3. Preserve and further increase the financial target for democracy and human rights: The Commission’s proposal for a single instrument for the “Neighbourhood and International Cooperation” will have specific chapters for geographic and thematic cooperation. In both dimensions, support for democracy, human rights and good governance needs to play an important role.

The geographic window should contain a specific target how much money is to be allocated for democracy, human rights and good governance. In the current budget period, the European Parliament and civil society organisations (CSOs) had successfully lobbied for a 15 per cent target to be included in the EU Development Cooperation Instrument (DCI). Studies have shown that this target has contributed to a gradual increase of the funds allocated to democracy and human rights through the EU’s bilateral cooperation with partner countries. For the next EU budget, the target should not only be preserved. It should be increased, e.g. to 20 or 25%, not least to communicate both to EU citizens and beyond that democracy and human rights are of utmost importance to the Union.
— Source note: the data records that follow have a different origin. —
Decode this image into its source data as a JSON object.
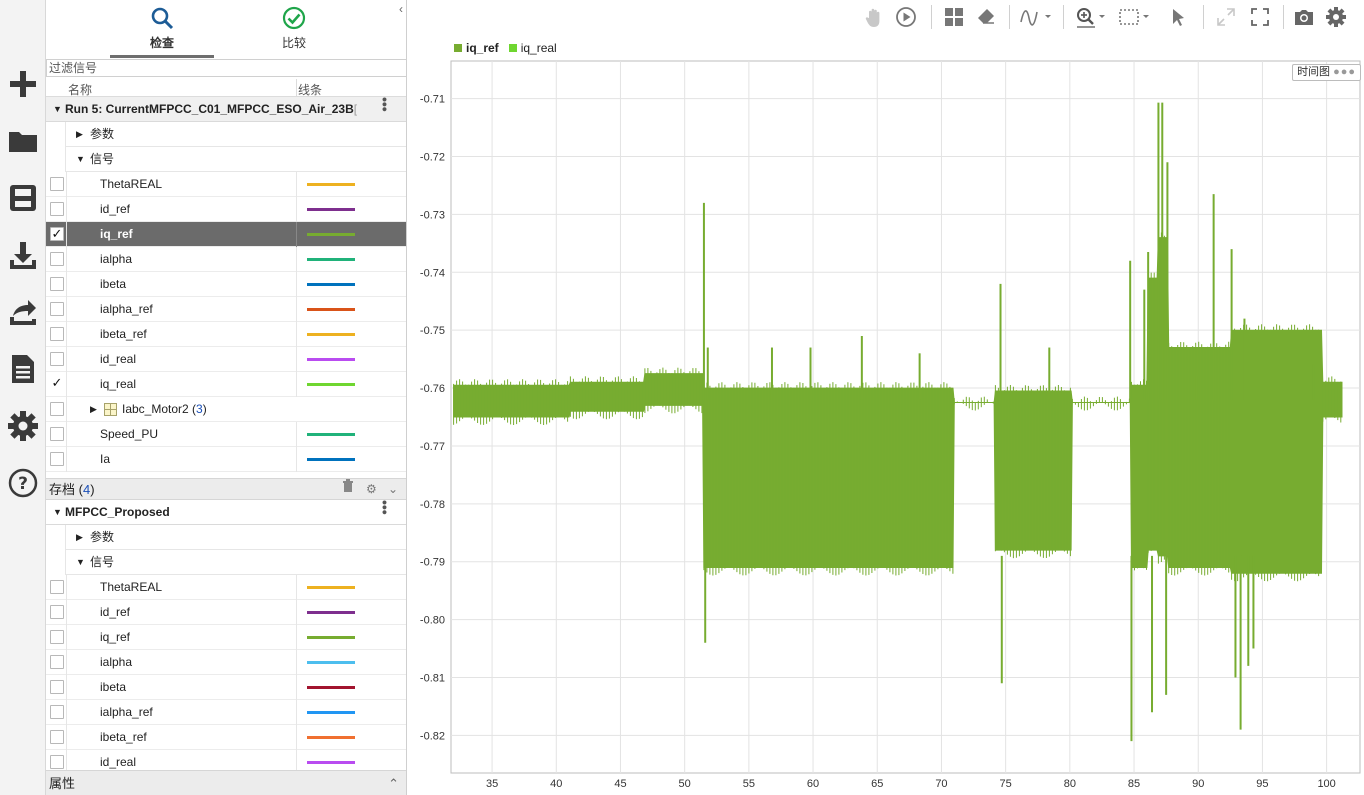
{
  "leftbar": {
    "items": [
      {
        "name": "new-icon"
      },
      {
        "name": "open-folder-icon"
      },
      {
        "name": "save-icon"
      },
      {
        "name": "import-icon"
      },
      {
        "name": "share-icon"
      },
      {
        "name": "report-icon"
      },
      {
        "name": "settings-icon"
      },
      {
        "name": "help-icon"
      }
    ]
  },
  "panel": {
    "tabs": [
      {
        "label": "检查",
        "icon": "search-icon",
        "active": true
      },
      {
        "label": "比较",
        "icon": "check-circle-icon",
        "active": false
      }
    ],
    "filter_placeholder": "过滤信号",
    "columns": {
      "name": "名称",
      "line": "线条"
    },
    "run1": {
      "name": "Run 5: CurrentMFPCC_C01_MFPCC_ESO_Air_23B",
      "name_fade": "[",
      "params_label": "参数",
      "signals_label": "信号",
      "signals": [
        {
          "name": "ThetaREAL",
          "color": "#EDB120",
          "checked": false
        },
        {
          "name": "id_ref",
          "color": "#7E2F8E",
          "checked": false
        },
        {
          "name": "iq_ref",
          "color": "#77AC30",
          "checked": true,
          "selected": true
        },
        {
          "name": "ialpha",
          "color": "#20B27A",
          "checked": false
        },
        {
          "name": "ibeta",
          "color": "#0072BD",
          "checked": false
        },
        {
          "name": "ialpha_ref",
          "color": "#D95319",
          "checked": false
        },
        {
          "name": "ibeta_ref",
          "color": "#EDB120",
          "checked": false
        },
        {
          "name": "id_real",
          "color": "#B94CF0",
          "checked": false
        },
        {
          "name": "iq_real",
          "color": "#6FD630",
          "checked": true
        },
        {
          "name": "Iabc_Motor2",
          "count": "3",
          "group": true
        },
        {
          "name": "Speed_PU",
          "color": "#20B27A",
          "checked": false
        },
        {
          "name": "Ia",
          "color": "#0072BD",
          "checked": false
        }
      ]
    },
    "archive": {
      "label": "存档",
      "count": "4"
    },
    "run2": {
      "name": "MFPCC_Proposed",
      "params_label": "参数",
      "signals_label": "信号",
      "signals": [
        {
          "name": "ThetaREAL",
          "color": "#EDB120"
        },
        {
          "name": "id_ref",
          "color": "#7E2F8E"
        },
        {
          "name": "iq_ref",
          "color": "#77AC30"
        },
        {
          "name": "ialpha",
          "color": "#4DBEEE"
        },
        {
          "name": "ibeta",
          "color": "#A2142F"
        },
        {
          "name": "ialpha_ref",
          "color": "#2196F3"
        },
        {
          "name": "ibeta_ref",
          "color": "#F07030"
        },
        {
          "name": "id_real",
          "color": "#B94CF0"
        }
      ]
    },
    "properties_label": "属性"
  },
  "legend": [
    {
      "name": "iq_ref",
      "color": "#77AC30",
      "active": true
    },
    {
      "name": "iq_real",
      "color": "#6FD630",
      "active": false
    }
  ],
  "timeplot_label": "时间图",
  "chart_data": {
    "type": "line",
    "title": "",
    "xlabel": "",
    "ylabel": "",
    "xlim": [
      31.8,
      102.6
    ],
    "ylim": [
      -0.8265,
      -0.7035
    ],
    "x_ticks": [
      35,
      40,
      45,
      50,
      55,
      60,
      65,
      70,
      75,
      80,
      85,
      90,
      95,
      100
    ],
    "y_ticks": [
      -0.71,
      -0.72,
      -0.73,
      -0.74,
      -0.75,
      -0.76,
      -0.77,
      -0.78,
      -0.79,
      -0.8,
      -0.81,
      -0.82
    ],
    "y_tick_labels": [
      "-0.71",
      "-0.72",
      "-0.73",
      "-0.74",
      "-0.75",
      "-0.76",
      "-0.77",
      "-0.78",
      "-0.79",
      "-0.80",
      "-0.81",
      "-0.82"
    ],
    "grid": true,
    "series": [
      {
        "name": "iq_ref",
        "color": "#77AC30",
        "envelope": {
          "x": [
            32.0,
            41.0,
            41.1,
            46.8,
            46.9,
            51.4,
            51.5,
            70.9,
            71.0,
            74.1,
            74.2,
            80.1,
            80.2,
            84.7,
            84.8,
            86.0,
            86.1,
            86.8,
            86.9,
            87.6,
            87.7,
            92.5,
            92.6,
            99.6,
            99.7,
            101.2
          ],
          "upper": [
            -0.7595,
            -0.7595,
            -0.759,
            -0.759,
            -0.7575,
            -0.7575,
            -0.76,
            -0.76,
            -0.7625,
            -0.7625,
            -0.7605,
            -0.7605,
            -0.7625,
            -0.7625,
            -0.7595,
            -0.7595,
            -0.741,
            -0.741,
            -0.734,
            -0.734,
            -0.753,
            -0.753,
            -0.75,
            -0.75,
            -0.759,
            -0.759
          ],
          "lower": [
            -0.765,
            -0.765,
            -0.764,
            -0.764,
            -0.763,
            -0.763,
            -0.791,
            -0.791,
            -0.7625,
            -0.7625,
            -0.788,
            -0.788,
            -0.7625,
            -0.7625,
            -0.791,
            -0.791,
            -0.788,
            -0.788,
            -0.789,
            -0.789,
            -0.791,
            -0.791,
            -0.792,
            -0.792,
            -0.765,
            -0.765
          ]
        },
        "spikes": [
          {
            "x": 51.5,
            "y": -0.728
          },
          {
            "x": 51.6,
            "y": -0.804
          },
          {
            "x": 51.8,
            "y": -0.753
          },
          {
            "x": 56.8,
            "y": -0.753
          },
          {
            "x": 59.8,
            "y": -0.753
          },
          {
            "x": 63.8,
            "y": -0.751
          },
          {
            "x": 68.3,
            "y": -0.754
          },
          {
            "x": 74.6,
            "y": -0.742
          },
          {
            "x": 74.7,
            "y": -0.811
          },
          {
            "x": 78.4,
            "y": -0.753
          },
          {
            "x": 84.7,
            "y": -0.738
          },
          {
            "x": 84.8,
            "y": -0.821
          },
          {
            "x": 85.8,
            "y": -0.743
          },
          {
            "x": 86.1,
            "y": -0.7365
          },
          {
            "x": 86.4,
            "y": -0.816
          },
          {
            "x": 86.9,
            "y": -0.7107
          },
          {
            "x": 87.2,
            "y": -0.7107
          },
          {
            "x": 87.5,
            "y": -0.813
          },
          {
            "x": 87.6,
            "y": -0.721
          },
          {
            "x": 89.9,
            "y": -0.758
          },
          {
            "x": 91.2,
            "y": -0.7265
          },
          {
            "x": 92.6,
            "y": -0.736
          },
          {
            "x": 92.9,
            "y": -0.81
          },
          {
            "x": 93.3,
            "y": -0.819
          },
          {
            "x": 93.6,
            "y": -0.748
          },
          {
            "x": 93.9,
            "y": -0.808
          },
          {
            "x": 94.3,
            "y": -0.805
          },
          {
            "x": 94.5,
            "y": -0.753
          },
          {
            "x": 99.0,
            "y": -0.756
          }
        ]
      }
    ]
  }
}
4.Maintain the comparative advantages of the EIDHR: In addition, the proposed “Neighbourhood and International Cooperation” instrument will contain a thematic window that will integrate the current European Instrument for Democracy and Human Rights (EIDHR). CSOs and parliaments should take a close look at how this instrument is shaping up to ensure that its financial volume is not reduced and that it preserves key advantages of the EIDHR. Compared to the funding for democracy and human rights under the geographic programmes of the DCI, European Development Fund or the European Neighbourhood Instrument, the EIDHR currently allows for more flexibility in supporting human rights activists directly and without direct consent and joint planning with the partner government. Funds can also be mobilized more rapidly.

Creating a single instrument for EU external action has the advantage of streamlining processes and reducing complexity. However, the EU needs to ensure that this streamlining does not come at the expense of support for fundamental values at a time when the EU is one of few international actors left to support this agenda.

5. Ensure that cooperation on migration does not contradict the objective of supporting democracy and human rights: Maybe most importantly, the EU will struggle in presenting a budget and new financing instruments that is both convincing as a package, and free from contradiction in implementation. The EU needs to ensure that it does not substantially increase its funding for those countries where the EU needs cooperation on migration while turning a blind eye on these countries’ human rights situations. Studies have shown that so far financial incentives in many cases have not led to more cooperation on migration but instead soured relations. Instead, the EU should make particular efforts to work with countries on democracy and human rights where it is also engaging within the Migration Partnership Framework.

In conclusion, the next budget should unambiguously convey that the EU does not merely want to project its direct interests abroad, as signaled by recent policy trends such as the External Investment Plan or the Migration Partnership Framework, but also clearly communicate that it means ‘business’ with its commitment to promoting democracy and human rights.